I'm not disputing that it's in a different complexity class, I'm just saying that it seems easier in practice. For example, suppose you gave me a giant bag of legos and then a sequence of pieces to add with instructions for which previous piece to add them to, and where. I could predict what the end result would look like, but it would involve simulating the addition of each piece to the whole, and might be too computationally intensive for my mortal brain to handle. But if you said to me "Give me some lego instructions for building a wall with a cross-shaped hole in it" I could pretty easily do so. The fact that there are zillions of different correct answers to that question only makes it easier. As the paper you link says,
"It is important to keep in mind that the classification of protein design as an NP-hard optimization problem is a reflection of worst-case behavior. In practice, it is possible for an exponential-time algorithm to perform well or for an approximate stochastic method to prove capable of finding excellent solutions to NP-complete and NP-hard problems."
I think the Lego example says more about the human brain's limited working memory to keep track of the current state without errors. It seems like it would be easier to write a computer program to do the first task than the second, and I think the first program would execute faster as well.
I'm not familiar enough with neural nets to have reliable intuitions about them. I was thinking in terms of more traditional computer programs. I wouldn't be surprised if a neural net behaved more like a human brain in this regard.
I'm not sure. I had in mind nanotech stuff--making little robots and factories using gears, walls, axles, etc. So I guess shape alone isn't enough, you need to be able to hold that shape under stress. A wall that crumbles at the slightest touch shouldn't count.
For clarification, would you consider an amino acid sequence designed to have a certain function to pass this test? For example, a sequence that generates a protein capable of binding selectively to specific RNA sequences?
Good question. I had been thinking of it differently, where the user inputs a 3D shape and the AI outputs an amino acid sequence that codes a protein of that shape. But perhaps it would be even more useful to have the inputs be functions, as you say. E.g. "Give me a protein that has two ends, one of which binds selectively to the SARS-COV-2 virus, and the other of which signals the immune system to attack." It wasn't what I had in mind though.

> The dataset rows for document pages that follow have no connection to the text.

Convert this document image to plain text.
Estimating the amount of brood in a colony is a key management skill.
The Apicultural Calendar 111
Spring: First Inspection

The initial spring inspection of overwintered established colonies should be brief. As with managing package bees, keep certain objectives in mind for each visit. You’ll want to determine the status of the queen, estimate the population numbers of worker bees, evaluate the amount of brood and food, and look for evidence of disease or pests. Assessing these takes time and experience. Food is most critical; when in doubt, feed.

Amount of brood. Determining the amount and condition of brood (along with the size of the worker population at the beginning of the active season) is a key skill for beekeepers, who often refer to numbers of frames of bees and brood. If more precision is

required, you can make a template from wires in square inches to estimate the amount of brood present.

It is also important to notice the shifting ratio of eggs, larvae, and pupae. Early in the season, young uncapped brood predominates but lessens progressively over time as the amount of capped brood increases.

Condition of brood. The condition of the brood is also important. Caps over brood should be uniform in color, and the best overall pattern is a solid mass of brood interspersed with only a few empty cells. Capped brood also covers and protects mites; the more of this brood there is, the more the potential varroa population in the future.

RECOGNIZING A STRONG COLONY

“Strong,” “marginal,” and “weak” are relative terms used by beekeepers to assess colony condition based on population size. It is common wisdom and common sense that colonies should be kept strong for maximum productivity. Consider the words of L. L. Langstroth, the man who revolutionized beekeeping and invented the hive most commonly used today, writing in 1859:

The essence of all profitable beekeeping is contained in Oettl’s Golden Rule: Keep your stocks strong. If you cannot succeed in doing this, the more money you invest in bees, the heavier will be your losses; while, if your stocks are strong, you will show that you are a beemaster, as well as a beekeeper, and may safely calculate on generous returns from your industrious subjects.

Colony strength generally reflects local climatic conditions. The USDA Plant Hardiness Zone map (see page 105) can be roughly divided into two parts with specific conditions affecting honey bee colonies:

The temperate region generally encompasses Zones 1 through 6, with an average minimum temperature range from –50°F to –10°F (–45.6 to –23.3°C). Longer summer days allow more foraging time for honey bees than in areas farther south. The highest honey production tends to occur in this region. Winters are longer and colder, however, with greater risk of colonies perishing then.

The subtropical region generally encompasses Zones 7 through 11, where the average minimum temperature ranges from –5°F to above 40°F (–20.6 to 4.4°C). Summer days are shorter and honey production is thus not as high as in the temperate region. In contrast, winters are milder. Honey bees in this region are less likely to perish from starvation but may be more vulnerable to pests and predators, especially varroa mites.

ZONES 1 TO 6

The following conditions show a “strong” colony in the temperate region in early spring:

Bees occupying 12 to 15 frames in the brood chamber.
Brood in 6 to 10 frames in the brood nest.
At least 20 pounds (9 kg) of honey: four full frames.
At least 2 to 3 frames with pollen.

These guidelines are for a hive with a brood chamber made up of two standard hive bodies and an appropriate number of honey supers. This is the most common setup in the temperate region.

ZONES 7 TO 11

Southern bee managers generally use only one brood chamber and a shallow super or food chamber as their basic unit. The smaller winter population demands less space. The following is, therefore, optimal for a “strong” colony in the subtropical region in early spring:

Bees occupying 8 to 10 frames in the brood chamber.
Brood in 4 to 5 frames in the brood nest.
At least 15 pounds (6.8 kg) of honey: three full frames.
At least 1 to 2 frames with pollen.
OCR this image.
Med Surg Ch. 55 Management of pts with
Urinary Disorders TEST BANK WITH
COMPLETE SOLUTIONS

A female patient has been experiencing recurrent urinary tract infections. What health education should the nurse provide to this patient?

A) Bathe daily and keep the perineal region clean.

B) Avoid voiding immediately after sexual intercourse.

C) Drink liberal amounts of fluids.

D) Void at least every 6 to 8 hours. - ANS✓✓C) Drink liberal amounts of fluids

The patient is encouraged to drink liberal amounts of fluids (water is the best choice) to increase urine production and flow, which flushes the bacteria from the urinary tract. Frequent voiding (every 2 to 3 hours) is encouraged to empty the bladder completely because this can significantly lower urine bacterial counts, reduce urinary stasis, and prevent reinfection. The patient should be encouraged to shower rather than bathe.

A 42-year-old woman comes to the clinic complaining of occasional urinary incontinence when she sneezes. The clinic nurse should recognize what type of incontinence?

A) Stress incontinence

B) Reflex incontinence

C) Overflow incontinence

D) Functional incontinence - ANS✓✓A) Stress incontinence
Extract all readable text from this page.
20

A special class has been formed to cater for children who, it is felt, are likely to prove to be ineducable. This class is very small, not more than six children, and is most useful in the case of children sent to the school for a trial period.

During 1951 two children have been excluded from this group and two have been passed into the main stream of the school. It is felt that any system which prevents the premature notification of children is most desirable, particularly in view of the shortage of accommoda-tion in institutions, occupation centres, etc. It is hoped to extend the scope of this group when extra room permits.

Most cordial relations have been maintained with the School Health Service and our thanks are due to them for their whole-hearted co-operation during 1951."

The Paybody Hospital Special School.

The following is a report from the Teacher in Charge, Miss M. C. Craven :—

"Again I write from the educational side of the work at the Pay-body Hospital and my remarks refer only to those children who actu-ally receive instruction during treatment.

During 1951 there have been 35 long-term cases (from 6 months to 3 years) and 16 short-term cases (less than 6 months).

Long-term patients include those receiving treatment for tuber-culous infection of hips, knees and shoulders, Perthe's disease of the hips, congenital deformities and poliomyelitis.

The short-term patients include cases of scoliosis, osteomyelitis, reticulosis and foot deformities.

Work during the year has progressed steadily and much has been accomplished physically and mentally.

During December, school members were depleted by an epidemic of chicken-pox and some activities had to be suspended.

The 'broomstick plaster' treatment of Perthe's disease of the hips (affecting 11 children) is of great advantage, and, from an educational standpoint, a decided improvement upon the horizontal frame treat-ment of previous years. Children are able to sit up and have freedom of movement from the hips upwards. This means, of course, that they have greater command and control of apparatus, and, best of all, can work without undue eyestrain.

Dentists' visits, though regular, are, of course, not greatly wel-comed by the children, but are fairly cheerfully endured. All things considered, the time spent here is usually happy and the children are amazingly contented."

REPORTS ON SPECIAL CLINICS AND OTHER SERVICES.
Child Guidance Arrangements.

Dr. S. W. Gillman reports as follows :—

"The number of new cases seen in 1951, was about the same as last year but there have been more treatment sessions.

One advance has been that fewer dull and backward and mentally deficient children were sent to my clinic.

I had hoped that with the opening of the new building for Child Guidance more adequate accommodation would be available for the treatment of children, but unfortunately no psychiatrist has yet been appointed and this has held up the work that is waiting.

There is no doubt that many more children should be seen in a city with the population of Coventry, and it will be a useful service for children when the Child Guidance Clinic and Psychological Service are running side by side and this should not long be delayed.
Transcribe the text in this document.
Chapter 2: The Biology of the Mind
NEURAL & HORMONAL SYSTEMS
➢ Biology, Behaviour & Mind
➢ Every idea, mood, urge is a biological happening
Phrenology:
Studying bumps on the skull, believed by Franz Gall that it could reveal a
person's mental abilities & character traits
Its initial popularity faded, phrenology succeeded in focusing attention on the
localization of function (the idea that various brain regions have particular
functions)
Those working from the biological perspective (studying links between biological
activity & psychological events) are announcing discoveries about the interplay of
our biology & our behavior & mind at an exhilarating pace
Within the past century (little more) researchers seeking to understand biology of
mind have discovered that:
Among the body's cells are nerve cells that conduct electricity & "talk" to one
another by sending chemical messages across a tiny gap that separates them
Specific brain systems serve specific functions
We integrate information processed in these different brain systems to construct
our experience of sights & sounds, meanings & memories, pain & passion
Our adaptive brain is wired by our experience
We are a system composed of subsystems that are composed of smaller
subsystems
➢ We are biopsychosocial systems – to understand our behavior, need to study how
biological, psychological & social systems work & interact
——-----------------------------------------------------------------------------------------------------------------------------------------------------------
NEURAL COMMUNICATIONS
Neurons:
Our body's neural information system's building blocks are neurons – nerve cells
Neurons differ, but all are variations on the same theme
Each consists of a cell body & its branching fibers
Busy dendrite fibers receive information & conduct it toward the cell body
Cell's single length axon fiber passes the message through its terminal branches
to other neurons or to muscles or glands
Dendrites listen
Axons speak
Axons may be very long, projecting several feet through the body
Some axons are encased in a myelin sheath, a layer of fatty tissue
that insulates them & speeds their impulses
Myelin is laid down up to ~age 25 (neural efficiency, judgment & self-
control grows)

Yup, that would be another good example. I would guess that sequences designed for functions like these will be developed faster than sequences designed for shape, because the incentives to do so already exist. If you generate a gear or axle, what could you do with it? Are there known applications for such things? Ultimately we could imagine molecular machines made of such a toolkit, but that seems like another level of complexity. (Although perhaps it could tie in with work along the lines of Fraser Stoddart's group.)